We are empowered by new digital tools to co-create safer buildings. We saw this in the wide range of viewers at the webinar and we continue to see this in dialogues and discussions we have on daily basis. This is in sharp contrast to the construction industry where we too often tend to isolate ourselves in silos.
We recieved plenty of questions during the webinar, of which you can find the answers here. A few of them we think are especially interesting and deserve some extra attention. Scroll down and learn more about standardization, digitalization, and BIM.
Do you see this tool being used by architects or will fire engineers contribute to the BIM process?
– Who’s responsible for the fire safety design varies from country to country. In some countries it´s the fire engineer while in other countries it´s a specialized building engineer or an architect. No matter who´s responsible for the design of fire protection, BIM is an excellent way to become an integral part of the design process.
– In the design projects that Briab has been involved in, it was found that the architects are often pleased that the fire safety engineer carries out (and takes responsibility for) the digital fire safety design.
What will the role of standards be for BIM and fire safety?
– Standards already play an important role for BIM and digitalization and we have ongoing standardization in CEN, ISO, buildingSMART and other groups.

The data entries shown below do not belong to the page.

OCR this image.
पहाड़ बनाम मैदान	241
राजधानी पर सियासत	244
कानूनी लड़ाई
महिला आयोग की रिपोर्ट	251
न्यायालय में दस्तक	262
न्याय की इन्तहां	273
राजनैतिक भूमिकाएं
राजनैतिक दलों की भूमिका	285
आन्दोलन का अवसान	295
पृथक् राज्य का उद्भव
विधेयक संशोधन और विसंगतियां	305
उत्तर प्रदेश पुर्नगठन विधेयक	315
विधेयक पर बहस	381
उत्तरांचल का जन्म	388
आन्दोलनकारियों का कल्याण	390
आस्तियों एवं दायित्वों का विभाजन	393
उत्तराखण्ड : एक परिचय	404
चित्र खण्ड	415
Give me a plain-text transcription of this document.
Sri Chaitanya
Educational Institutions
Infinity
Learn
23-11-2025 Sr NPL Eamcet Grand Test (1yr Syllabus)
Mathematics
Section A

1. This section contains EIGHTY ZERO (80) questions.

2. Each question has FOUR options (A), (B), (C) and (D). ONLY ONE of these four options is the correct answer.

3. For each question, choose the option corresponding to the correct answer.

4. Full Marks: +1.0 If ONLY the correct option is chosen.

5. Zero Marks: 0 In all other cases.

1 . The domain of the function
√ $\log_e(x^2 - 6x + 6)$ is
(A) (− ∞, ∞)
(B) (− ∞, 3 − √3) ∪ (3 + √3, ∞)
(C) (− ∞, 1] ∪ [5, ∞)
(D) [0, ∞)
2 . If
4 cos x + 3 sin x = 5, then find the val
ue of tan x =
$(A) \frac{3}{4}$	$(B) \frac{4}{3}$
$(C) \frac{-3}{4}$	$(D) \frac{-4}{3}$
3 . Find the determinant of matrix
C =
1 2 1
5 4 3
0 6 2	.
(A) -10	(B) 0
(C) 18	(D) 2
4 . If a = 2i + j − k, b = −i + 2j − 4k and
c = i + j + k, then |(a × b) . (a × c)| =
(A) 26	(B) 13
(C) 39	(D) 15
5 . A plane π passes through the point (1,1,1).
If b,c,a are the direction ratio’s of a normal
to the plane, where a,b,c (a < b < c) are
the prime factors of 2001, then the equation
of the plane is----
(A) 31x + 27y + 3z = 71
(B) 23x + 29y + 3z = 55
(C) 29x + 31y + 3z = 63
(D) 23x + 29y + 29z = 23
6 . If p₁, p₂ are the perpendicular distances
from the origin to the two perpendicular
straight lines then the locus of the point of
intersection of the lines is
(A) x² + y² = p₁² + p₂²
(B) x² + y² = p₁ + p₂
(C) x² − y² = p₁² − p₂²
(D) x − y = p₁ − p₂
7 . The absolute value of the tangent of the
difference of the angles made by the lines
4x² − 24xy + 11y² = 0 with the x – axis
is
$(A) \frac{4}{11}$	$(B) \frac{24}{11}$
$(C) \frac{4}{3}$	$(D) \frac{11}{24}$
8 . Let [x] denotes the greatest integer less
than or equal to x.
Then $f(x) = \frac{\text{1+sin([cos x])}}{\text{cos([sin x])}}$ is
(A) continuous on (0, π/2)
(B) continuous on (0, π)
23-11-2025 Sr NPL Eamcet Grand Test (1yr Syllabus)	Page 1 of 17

– For fire safety, it´s worth noting that just in the past year we've seen the launch of BIM and fire safety standardization groups in several European countries such as UK, Germany and Sweden. Within buildingSMART, there's already proposal for BIM and fire MVD and IFC development. Briab is actively taking part in several of these initiatives and we see that standardization will play an important role for information exchanges, definitions and parameters but also work flows.
– However, it is important to stress that we already have BIM and fire safety working in practice in real projects. We do not need to wait for standards to change the way we work. By getting hands on with BIM and fire safety we're setting new standards by ourselves, and parallel to this we may get the lessons we learn in the world of standardization.
The European Commission has made a proposal for a European Green Deal. Within this proposal, they mention a review of the construction products regulation, which should "ensure that the design of new and renovated buildings at all stages is in line with the needs of the circular economy, and lead to increased digitalization of the building stock. How do you think digitalization should be introduced in this EU regulation?
– The European Green Deal is a great initiative and we're excited to dig deeper into how it relates to BIM and fire safety. We'd like to get back to the value-chain here and the benefits of securing an unbroken chain of information. Products play an important role in the information chain and setting common European legislation here may facilitate digitalization in the construction sector. The inherent challenge in the traditional construction sector is that we tend to work in silos, and that we lose sight of the life cycle perspective along the way. Information is lost both during but especially after construction.
– In post-Grenfell England, the government had to identify risk facades in the UK. It turned out to be tedious work since construction documentation often does not provide that level of detail and transparency. In the end, thousands of buildings had to be examined and it turned out that 500 buildings have risk constructions. It shows how securing information of products and systems are vital to ensure transparency, accountability and in the end - compliance.
– Making sure that the Construction Products Regulations accommodates digitalization and supplies product information in suitable exchange format is therefore key to securing an unbroken chain of information. CPR therefore needs clearer information requirements and we need mandates to CEN to develop the needed standards. The new standard on data templates for product information is a good start, but more work needs to be done in the respective disciplines. For example, for fire safety we have yet to see common definitions and machine-readable parameters and their associated values for fire safety performance.
As we can see, BIM integrated fire safety design affects and interests more groups than simply the fire safety designer, and actually goes beyond the construction sector. The reason for this is obvious, safety involves and affects everyone and is everyone's business.